Tonino Valerii réalise d'une main de maître ce western via une technicité de qualité qui ne laisse rien au hasard. Une cinématographie de premier ordre qui porte l'empreinte de Leone qui s'est impliqué bien plus loin que l'écriture du scénario et la production du film, en s'emparant de la caméra pour tourner quelques scènes. Une attitude qui sera à l'origine d'une tension entre l'élève qui va couper les ponts avec son maître après le tournage, ce qui lui vaudra de disparaître du grand succès des audiences internationales. Une triste récompense. Pourtant, Valerii a le mérite d'apporter une structuration psychologique qui va dépasser le stade du fond pour se retrouver présent dans la forme, devenant le principal vecteur d’une vision qui conjugue le nouveau avec le vieux Ouest américain cinématographique. En découle une atmosphère passionnée qui imprègne de part en part le film avec une ingéniosité surhumaine à retranscrire une vision fantasmagorique empreinte de réalisme. Un champ de possibilités savamment porté par les superbes visuelles qui offrent une belle retranscription parabolique des décors pittoresques désertiques, des physiques malpropres pour certains, des tenues vestimentaires resplendissantes pour d'autres, jusqu'aux actions. Un résultat que l'on doit à une caméra qui chérit, analyse, décortique et approfondit les personnages, au même titre que l'atmosphère musicale d'Ennio Morricone. Ennio Morricone livre une bande sonore titanesque qui saisit la gravité pour la mêlée à la fantaisie du film, offrant un mélange savoureux dont on se délecte de chacune des notes qui sont uniques. Pour faire simple, la bande sonore est géniale !

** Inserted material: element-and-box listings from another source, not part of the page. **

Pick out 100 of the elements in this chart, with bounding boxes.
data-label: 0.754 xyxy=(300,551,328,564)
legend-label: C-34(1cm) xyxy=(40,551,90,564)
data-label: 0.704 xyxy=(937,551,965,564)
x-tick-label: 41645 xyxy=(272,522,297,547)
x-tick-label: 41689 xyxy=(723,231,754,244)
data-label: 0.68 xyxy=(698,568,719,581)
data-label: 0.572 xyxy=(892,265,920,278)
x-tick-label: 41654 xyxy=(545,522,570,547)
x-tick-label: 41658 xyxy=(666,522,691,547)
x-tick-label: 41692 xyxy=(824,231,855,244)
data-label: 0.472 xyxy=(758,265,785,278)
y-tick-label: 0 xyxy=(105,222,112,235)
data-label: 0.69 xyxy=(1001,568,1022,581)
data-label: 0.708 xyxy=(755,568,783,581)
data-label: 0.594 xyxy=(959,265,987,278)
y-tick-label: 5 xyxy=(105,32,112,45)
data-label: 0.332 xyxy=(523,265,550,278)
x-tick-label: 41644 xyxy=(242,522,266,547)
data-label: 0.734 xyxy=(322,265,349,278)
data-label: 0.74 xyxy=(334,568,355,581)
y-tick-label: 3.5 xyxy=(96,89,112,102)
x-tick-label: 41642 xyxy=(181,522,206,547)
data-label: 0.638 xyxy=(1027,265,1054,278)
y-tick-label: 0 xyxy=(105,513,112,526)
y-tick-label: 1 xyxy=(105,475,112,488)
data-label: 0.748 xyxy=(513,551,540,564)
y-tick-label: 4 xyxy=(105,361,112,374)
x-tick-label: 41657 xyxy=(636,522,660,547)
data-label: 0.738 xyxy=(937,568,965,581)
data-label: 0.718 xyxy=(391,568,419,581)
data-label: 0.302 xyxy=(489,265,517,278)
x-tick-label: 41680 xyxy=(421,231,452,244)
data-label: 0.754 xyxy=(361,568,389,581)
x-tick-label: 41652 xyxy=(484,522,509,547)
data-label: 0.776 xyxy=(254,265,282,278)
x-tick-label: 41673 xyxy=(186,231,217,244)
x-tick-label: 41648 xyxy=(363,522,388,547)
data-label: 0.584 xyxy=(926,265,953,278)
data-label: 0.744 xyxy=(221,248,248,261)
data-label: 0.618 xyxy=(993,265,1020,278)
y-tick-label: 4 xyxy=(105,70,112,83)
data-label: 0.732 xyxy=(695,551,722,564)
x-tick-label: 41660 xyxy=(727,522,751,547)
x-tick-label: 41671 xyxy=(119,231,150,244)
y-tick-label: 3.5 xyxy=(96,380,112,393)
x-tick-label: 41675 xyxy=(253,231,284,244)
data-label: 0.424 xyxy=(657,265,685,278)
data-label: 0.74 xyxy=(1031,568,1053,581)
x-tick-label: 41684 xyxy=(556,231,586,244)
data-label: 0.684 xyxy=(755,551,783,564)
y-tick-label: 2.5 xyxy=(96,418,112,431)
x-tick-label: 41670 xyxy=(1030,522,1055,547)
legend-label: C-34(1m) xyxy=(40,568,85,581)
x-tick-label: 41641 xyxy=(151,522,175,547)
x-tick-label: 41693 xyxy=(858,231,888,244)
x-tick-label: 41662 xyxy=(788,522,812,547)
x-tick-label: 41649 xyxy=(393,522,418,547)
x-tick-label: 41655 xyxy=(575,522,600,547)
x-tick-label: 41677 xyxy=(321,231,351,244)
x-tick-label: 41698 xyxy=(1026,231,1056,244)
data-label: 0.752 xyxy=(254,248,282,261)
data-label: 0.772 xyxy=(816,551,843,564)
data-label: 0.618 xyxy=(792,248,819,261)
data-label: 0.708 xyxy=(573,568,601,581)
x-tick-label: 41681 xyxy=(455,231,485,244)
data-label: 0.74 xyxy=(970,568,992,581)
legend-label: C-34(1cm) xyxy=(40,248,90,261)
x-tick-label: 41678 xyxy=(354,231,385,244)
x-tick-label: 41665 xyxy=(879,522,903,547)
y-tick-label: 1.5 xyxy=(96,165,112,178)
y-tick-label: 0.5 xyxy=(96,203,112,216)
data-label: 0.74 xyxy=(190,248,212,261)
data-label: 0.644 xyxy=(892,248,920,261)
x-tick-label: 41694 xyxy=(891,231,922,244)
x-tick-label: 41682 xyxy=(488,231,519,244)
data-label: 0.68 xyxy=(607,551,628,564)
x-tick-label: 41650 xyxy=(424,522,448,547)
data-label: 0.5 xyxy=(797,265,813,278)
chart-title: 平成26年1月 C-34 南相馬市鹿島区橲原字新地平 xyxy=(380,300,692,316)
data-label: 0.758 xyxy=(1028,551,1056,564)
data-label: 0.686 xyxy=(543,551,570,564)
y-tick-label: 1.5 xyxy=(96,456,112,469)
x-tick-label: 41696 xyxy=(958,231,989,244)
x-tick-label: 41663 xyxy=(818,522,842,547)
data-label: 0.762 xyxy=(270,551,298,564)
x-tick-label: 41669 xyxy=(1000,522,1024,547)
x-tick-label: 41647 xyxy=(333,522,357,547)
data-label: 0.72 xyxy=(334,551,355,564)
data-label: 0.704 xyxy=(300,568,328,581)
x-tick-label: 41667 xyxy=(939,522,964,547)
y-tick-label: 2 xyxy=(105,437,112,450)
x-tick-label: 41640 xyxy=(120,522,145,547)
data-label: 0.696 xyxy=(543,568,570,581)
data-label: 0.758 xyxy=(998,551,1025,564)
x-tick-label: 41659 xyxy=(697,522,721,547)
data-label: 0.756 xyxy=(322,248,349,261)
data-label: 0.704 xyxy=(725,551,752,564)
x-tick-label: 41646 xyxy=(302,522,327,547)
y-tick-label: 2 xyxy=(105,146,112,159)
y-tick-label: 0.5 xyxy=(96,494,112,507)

Un récit qui laisse la part belle à l'action sous un rythme passionné qui enchaîne allègrement les rebondissements aussi bien par la dureté de certaines tueries que par les moments de parodies venant alléger le tout. Une mouvance qui joue des clichés et des stéréotypes occidentaux, pour offrir un théâtre idéal mais pas parfait. Car si la direction artistique est de premier ordre, l'action souffre quelquefois de son intégrité à façonner l'irréel par le prisme du réel. Si bien que parfois, la transition entre les deux s'opère avec quelques éléments balourds qui sans s'avérer pleinement perturbant peuvent être déroutant. En découle des transitions étranges entre des scènes, comme lorsque l'on passe du plan épique de la confrontation à "1 contre 150" tant fantasmé, pour se couper aussitôt avec froideur et nous balancer dans une ruelle pour un ultime duel entre Hill et Fonda. Des éléments négatifs minoritaires mais présents.
Mon nom est personne reste une référence en séquences cultes, avec :



  • La scène d'introduction dans un village abandonné qui se trouve au Nouveau-Mexique, avec un trio de bandits qui vont tenter de faire la peau à Beauregard en lui tendant un piège chez le barbier. Une séquence incroyable à l'origine d'un contraste et d'une tension saisissant. Une scène qui fut tournée durant le premier jour de tournage : le 20 mai 1973, soit l'anniversaire du cinéaste Tonino Valerii.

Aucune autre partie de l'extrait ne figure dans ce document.